Even though Josué and Isaac were convinced it was a bad idea, I returned to work immediately. No one knew about Monica and bringing her up now would’ve only raised questions that I wasn’t sure I knew how to answer.
The first week there’d been this alternation between grief and rage. I’d almost accepted the police theory that it was an overdose. It was easier for my heart to take. I told myself that I should’ve known—once an addict, always an addict.
Once I was calm, I asked to see her body and then I knew the truth. Whoever had killed her had been powerful enough to silence, not only the entire police department, but the coroner’s office as well.
Brynn had been right—she did look like she was asleep. And I would’ve left thinking that she’d let me down again, were it not for the sudden urge to hold her hand one last time.
It was what I’d wanted to do when she told me that she’d been arrested—drive down to the station and sit with her hand in mine until the whole mess was sorted out.
I tried to ignore the gray pallor of her skin as I’d pulled her hand from beneath the papery blue sheet. That was when I knew, without a doubt, that my mother had been murdered. Her fingernails had been broken off, leaving behind a mess of bloody nail beds. I’d immediately snatched the other hand only to find similar damage.
When I brought it to the coroner’s attention, he’d simply stated that addict’s hands always looked bad.
Not Monica’s.
Never Monica’s.
Within hours of being released, she’d been found five blocks from the police station with clear defensive wounds on her hands, yet no one was looking into it.

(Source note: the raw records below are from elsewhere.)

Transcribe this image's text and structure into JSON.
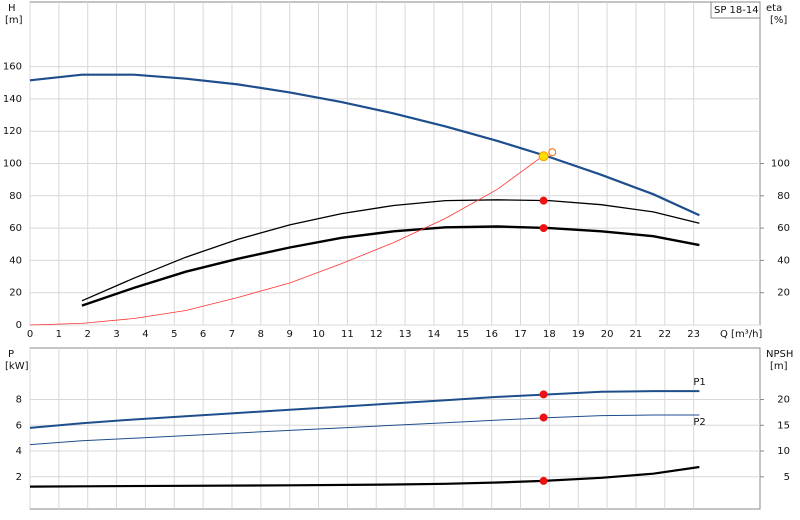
{
  "chart_data": [
    {
      "type": "line",
      "annotation": "SP 18-14",
      "ylabel": "H",
      "yunit": "[m]",
      "y2label": "eta",
      "y2unit": "[%]",
      "xlabel": "Q [m³/h]",
      "xlim": [
        0,
        25.3
      ],
      "xticks": [
        0,
        1,
        2,
        3,
        4,
        5,
        6,
        7,
        8,
        9,
        10,
        11,
        12,
        13,
        14,
        15,
        16,
        17,
        18,
        19,
        20,
        21,
        22,
        23
      ],
      "ylim": [
        0,
        200
      ],
      "yticks": [
        0,
        20,
        40,
        60,
        80,
        100,
        120,
        140,
        160
      ],
      "y2lim": [
        0,
        200
      ],
      "y2ticks": [
        20,
        40,
        60,
        80,
        100
      ],
      "grid": true,
      "series": [
        {
          "color": "#1f4e8c",
          "width": 2.2,
          "axis": "y",
          "x": [
            0,
            1.8,
            3.6,
            5.4,
            7.2,
            9,
            10.8,
            12.6,
            14.4,
            16.2,
            18,
            19.8,
            21.6,
            23.2
          ],
          "values": [
            151.5,
            155,
            155,
            152.5,
            149,
            144,
            138,
            131,
            123,
            114,
            104,
            93,
            81,
            68
          ]
        },
        {
          "color": "#000000",
          "width": 1.3,
          "axis": "y2",
          "x": [
            1.8,
            3.6,
            5.4,
            7.2,
            9,
            10.8,
            12.6,
            14.4,
            16.2,
            18,
            19.8,
            21.6,
            23.2
          ],
          "values": [
            15,
            29,
            42,
            53,
            62,
            69,
            74,
            77,
            77.5,
            77,
            74.5,
            70,
            63
          ]
        },
        {
          "color": "#000000",
          "width": 2.4,
          "axis": "y2",
          "x": [
            1.8,
            3.6,
            5.4,
            7.2,
            9,
            10.8,
            12.6,
            14.4,
            16.2,
            18,
            19.8,
            21.6,
            23.2
          ],
          "values": [
            12,
            23,
            33,
            41,
            48,
            54,
            58,
            60.5,
            61,
            60,
            58,
            55,
            49.5
          ]
        },
        {
          "color": "#ff3333",
          "width": 0.8,
          "axis": "y",
          "x": [
            0,
            1.8,
            3.6,
            5.4,
            7.2,
            9,
            10.8,
            12.6,
            14.4,
            16.2,
            17.8
          ],
          "values": [
            0,
            1,
            4,
            9,
            17,
            26,
            38,
            51,
            66,
            84,
            105
          ]
        }
      ],
      "markers": [
        {
          "x": 17.8,
          "y": 77,
          "color": "#ee1111",
          "fill": "#ee1111"
        },
        {
          "x": 17.8,
          "y": 60,
          "color": "#ee1111",
          "fill": "#ee1111"
        },
        {
          "x": 18.1,
          "y": 107,
          "color": "#ff6600",
          "fill": "none"
        },
        {
          "x": 17.8,
          "y": 104.5,
          "color": "#ff9900",
          "fill": "#ffdd00"
        }
      ]
    },
    {
      "type": "line",
      "ylabel": "P",
      "yunit": "[kW]",
      "y2label": "NPSH",
      "y2unit": "[m]",
      "xlim": [
        0,
        25.3
      ],
      "xticks": [
        0,
        1,
        2,
        3,
        4,
        5,
        6,
        7,
        8,
        9,
        10,
        11,
        12,
        13,
        14,
        15,
        16,
        17,
        18,
        19,
        20,
        21,
        22,
        23
      ],
      "ylim": [
        -0.5,
        12
      ],
      "yticks": [
        2,
        4,
        6,
        8
      ],
      "y2lim": [
        -1.25,
        30
      ],
      "y2ticks": [
        5,
        10,
        15,
        20
      ],
      "grid": true,
      "series": [
        {
          "name": "P1",
          "color": "#1f4e8c",
          "width": 2,
          "axis": "y",
          "x": [
            0,
            1.8,
            3.6,
            5.4,
            7.2,
            9,
            10.8,
            12.6,
            14.4,
            16.2,
            18,
            19.8,
            21.6,
            23.2
          ],
          "values": [
            5.8,
            6.15,
            6.45,
            6.7,
            6.95,
            7.2,
            7.45,
            7.7,
            7.95,
            8.2,
            8.4,
            8.6,
            8.65,
            8.65
          ]
        },
        {
          "name": "P2",
          "color": "#1f4e8c",
          "width": 1,
          "axis": "y",
          "x": [
            0,
            1.8,
            3.6,
            5.4,
            7.2,
            9,
            10.8,
            12.6,
            14.4,
            16.2,
            18,
            19.8,
            21.6,
            23.2
          ],
          "values": [
            4.5,
            4.8,
            5,
            5.2,
            5.4,
            5.6,
            5.8,
            6,
            6.2,
            6.4,
            6.6,
            6.75,
            6.8,
            6.8
          ]
        },
        {
          "color": "#000000",
          "width": 2.2,
          "axis": "y2",
          "x": [
            0,
            1.8,
            5.4,
            9,
            12.6,
            14.4,
            16.2,
            17.8,
            19.8,
            21.6,
            23.2
          ],
          "values": [
            3.1,
            3.15,
            3.25,
            3.35,
            3.5,
            3.65,
            3.9,
            4.2,
            4.8,
            5.6,
            6.9
          ]
        }
      ],
      "markers": [
        {
          "x": 17.8,
          "y": 8.4,
          "color": "#ee1111",
          "fill": "#ee1111"
        },
        {
          "x": 17.8,
          "y": 6.6,
          "color": "#ee1111",
          "fill": "#ee1111"
        },
        {
          "x": 17.8,
          "y": 1.68,
          "color": "#ee1111",
          "fill": "#ee1111"
        }
      ]
    }
  ]
}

No one seemed to think that her death seemed suspicious.
No one but me.
Dara leaned into my office. “Lauren, I’m still waiting on that order from last week. Dr. Mulloy wants you to call them and see what the problem is.”
Shit.
I’d written it on a Post-It note. I began shuffling huge stacks of paper from one side of the desk to the other, praying that the order was buried somewhere in there.
Had I thrown it away?
She gave me a strange look. “Are you okay?”
I nodded absently, while tearing apart my desk. “Uh huh. Tell Doc that it’s being taken care of.”

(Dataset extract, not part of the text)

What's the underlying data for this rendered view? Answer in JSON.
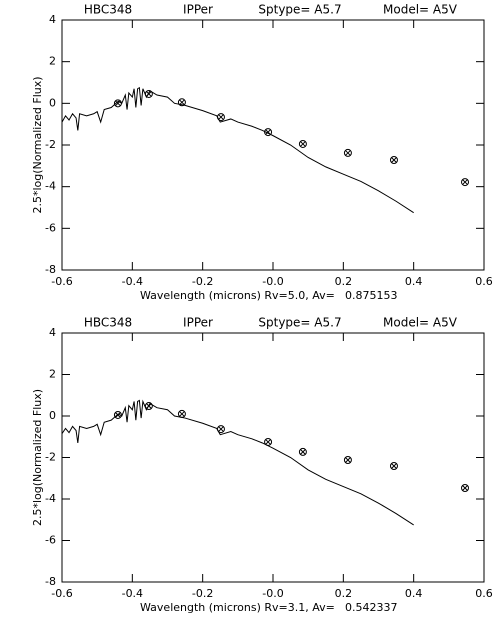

Before she could say anything else, I pushed the office door closed with my foot and dropped my head down on my desk, sending several more stacks off of it and onto the floor.
I was losing my ever-loving mind.
Giving me a giant middle finger, my brain conjured up his face.
Mike.
My stomach gave a lurch and I slowly inhaled and exhaled until the nausea passed. There was a light knock on the door before Elizabeth poked her head in. “Hey,” she said softly. “Is everything okay?”
She’d just come back from maternity leave, having taken a couple of extra weeks to be at the hospital with Kaden. He was still in the NICU, so she was going to be spending her every free moment there until they could release him.
I mashed my lips into a thin line to stop them from trembling before shaking my head.
She slipped in and closed the door behind her. “What happened? Is it Mike?”
Was it?
I’d been so immersed in my grief that I didn’t even know the specifics of it anymore.
The words were right there on the tip of my tongue. I wanted to blurt them out…to unburden my soul, if only temporarily. Could I do that to a woman who’d gone through her own hell though? Could I tell her about my mother and what I suspected or would doing so make her a target?